Il y avait dans sa pensée autre chose que le présent. Elle songeait laborieusement.

Paul Labre glissa sur l’incident relatif à la lettre de son frère qu’il avait trouvée et lue vers six heures du matin.

Il la mentionna pourtant et promit d’y revenir.

— Je lui ai donc donné ce nom de Blondette, poursuivit-il, en attendant que je sache son vrai nom, car je le saurai, fallût-il retourner Paris comme un gant ! Et n’est-ce pas que ça lui va bien, Blondette ? Vers sept heures, sept heures et demie, elle s’est éveillée, mais là, tout à fait. Son premier regard a encore été bien effrayé ; mais tout de suite après, elle m’a souri.

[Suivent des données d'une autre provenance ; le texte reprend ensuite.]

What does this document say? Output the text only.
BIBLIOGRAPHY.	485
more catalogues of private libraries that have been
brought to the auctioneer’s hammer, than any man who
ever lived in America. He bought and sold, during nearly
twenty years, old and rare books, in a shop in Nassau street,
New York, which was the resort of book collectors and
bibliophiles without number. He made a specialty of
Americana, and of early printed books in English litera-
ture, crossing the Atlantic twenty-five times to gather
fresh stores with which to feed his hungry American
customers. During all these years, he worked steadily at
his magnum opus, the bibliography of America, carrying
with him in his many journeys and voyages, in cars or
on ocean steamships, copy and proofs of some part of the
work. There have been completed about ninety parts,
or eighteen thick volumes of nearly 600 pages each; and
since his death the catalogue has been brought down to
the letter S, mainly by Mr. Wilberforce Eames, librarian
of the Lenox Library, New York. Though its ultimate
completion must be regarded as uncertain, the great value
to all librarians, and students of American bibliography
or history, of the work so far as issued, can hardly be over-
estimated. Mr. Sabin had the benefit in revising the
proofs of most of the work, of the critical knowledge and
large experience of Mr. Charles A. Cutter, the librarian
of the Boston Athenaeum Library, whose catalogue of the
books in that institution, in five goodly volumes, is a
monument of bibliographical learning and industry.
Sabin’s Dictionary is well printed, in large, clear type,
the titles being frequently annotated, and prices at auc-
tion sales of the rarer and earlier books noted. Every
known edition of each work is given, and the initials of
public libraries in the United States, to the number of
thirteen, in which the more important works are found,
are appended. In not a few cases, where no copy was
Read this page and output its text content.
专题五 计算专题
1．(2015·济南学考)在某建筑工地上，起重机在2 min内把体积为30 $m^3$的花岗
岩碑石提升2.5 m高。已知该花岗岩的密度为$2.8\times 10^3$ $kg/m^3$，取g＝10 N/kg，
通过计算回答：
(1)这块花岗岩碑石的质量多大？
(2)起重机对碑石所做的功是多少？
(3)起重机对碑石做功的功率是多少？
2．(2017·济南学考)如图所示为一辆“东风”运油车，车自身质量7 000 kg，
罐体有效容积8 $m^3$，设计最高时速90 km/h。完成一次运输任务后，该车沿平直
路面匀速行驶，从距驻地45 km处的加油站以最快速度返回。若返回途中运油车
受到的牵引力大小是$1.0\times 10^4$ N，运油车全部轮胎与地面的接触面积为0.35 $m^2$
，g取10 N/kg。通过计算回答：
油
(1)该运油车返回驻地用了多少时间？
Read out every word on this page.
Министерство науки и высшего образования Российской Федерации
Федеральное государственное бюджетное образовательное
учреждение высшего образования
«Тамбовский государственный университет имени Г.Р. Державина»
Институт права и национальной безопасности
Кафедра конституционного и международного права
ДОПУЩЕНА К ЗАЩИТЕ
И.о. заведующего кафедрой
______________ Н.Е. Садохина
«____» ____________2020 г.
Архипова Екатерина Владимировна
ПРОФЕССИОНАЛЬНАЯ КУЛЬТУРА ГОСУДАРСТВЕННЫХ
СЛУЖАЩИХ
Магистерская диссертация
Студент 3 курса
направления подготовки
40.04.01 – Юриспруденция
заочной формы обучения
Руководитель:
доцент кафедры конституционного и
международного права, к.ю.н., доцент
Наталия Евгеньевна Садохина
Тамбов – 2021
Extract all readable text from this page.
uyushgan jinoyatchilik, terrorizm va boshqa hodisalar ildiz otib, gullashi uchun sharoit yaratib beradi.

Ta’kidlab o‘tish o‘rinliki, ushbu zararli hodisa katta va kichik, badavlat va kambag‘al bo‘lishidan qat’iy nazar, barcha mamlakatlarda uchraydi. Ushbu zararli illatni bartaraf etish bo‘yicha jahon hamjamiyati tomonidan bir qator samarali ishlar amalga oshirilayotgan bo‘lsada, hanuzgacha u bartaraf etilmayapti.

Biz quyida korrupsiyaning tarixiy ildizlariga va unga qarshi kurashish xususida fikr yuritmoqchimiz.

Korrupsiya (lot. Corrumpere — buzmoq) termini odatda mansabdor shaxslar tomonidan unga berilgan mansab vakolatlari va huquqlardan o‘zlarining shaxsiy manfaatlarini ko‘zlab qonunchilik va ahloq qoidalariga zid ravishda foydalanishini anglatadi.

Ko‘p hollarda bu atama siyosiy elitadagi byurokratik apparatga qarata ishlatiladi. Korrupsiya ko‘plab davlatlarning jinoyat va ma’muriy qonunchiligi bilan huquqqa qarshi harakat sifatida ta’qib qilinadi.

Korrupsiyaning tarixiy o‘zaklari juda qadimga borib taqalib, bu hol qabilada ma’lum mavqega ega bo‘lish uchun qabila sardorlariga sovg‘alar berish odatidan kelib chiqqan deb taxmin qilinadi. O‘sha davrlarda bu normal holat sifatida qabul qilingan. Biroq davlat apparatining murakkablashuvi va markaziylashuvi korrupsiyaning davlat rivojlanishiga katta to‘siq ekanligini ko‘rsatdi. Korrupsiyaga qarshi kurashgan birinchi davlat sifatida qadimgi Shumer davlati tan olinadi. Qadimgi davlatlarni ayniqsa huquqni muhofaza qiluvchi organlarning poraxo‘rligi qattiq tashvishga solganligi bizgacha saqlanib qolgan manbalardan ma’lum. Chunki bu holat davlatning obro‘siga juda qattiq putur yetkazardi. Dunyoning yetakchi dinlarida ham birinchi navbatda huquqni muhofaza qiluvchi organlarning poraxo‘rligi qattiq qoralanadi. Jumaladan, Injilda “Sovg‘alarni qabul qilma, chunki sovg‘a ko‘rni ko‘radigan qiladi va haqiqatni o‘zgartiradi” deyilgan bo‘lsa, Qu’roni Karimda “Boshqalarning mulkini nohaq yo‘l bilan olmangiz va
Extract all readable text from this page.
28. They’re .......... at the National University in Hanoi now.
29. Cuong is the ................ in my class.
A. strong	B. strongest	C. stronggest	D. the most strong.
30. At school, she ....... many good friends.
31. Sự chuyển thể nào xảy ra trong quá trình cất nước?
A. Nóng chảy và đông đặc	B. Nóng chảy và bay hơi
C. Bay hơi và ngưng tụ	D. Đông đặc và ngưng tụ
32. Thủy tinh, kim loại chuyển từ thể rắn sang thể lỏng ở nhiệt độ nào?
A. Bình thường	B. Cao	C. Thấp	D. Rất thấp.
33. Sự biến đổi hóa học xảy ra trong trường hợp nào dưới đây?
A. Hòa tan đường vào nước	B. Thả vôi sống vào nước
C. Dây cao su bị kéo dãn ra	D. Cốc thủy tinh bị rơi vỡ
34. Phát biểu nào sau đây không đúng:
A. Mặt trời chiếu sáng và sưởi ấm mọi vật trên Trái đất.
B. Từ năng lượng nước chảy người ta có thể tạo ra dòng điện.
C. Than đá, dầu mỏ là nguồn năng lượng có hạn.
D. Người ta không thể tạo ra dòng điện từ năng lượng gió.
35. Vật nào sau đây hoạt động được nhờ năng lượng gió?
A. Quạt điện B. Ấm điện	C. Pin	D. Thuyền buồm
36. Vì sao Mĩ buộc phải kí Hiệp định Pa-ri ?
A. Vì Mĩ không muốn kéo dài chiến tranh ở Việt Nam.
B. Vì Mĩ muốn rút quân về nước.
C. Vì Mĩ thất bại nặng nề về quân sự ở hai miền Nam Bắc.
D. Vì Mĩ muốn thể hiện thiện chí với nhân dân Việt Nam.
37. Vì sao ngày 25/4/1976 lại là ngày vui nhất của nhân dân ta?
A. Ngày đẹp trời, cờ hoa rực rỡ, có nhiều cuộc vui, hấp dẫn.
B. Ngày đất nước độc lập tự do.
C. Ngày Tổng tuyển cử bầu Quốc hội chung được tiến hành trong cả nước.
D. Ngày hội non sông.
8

Je ne sais pas comment vous dire cela, maman, vous le verrez bientôt vous-même, son sourire fait mal. Il y a dedans quelque chose de vague et de troublé. On croirait qu’elle cherche sa raison perdue, et j’ai peur…

Paul n’acheva point, mais son doigt toucha son front.

Thérèse le regardait fixement.

Au lieu de répondre, elle pensait :

— Je n’ai jamais ouï-dire que la petite Mlle de Champmas fût une innocente ou une folle. Le général m’aurait parlé de cela. Et ne lui a-t-il pas adressé la lettre, ma lettre, comme à sa sœur ? On n’écrit pas, quand il y a une folle : « Ysole, Suavita, mes filles chéries. »

Ce nom de Suavita, prononcé en elle-même, la fit tressaillir.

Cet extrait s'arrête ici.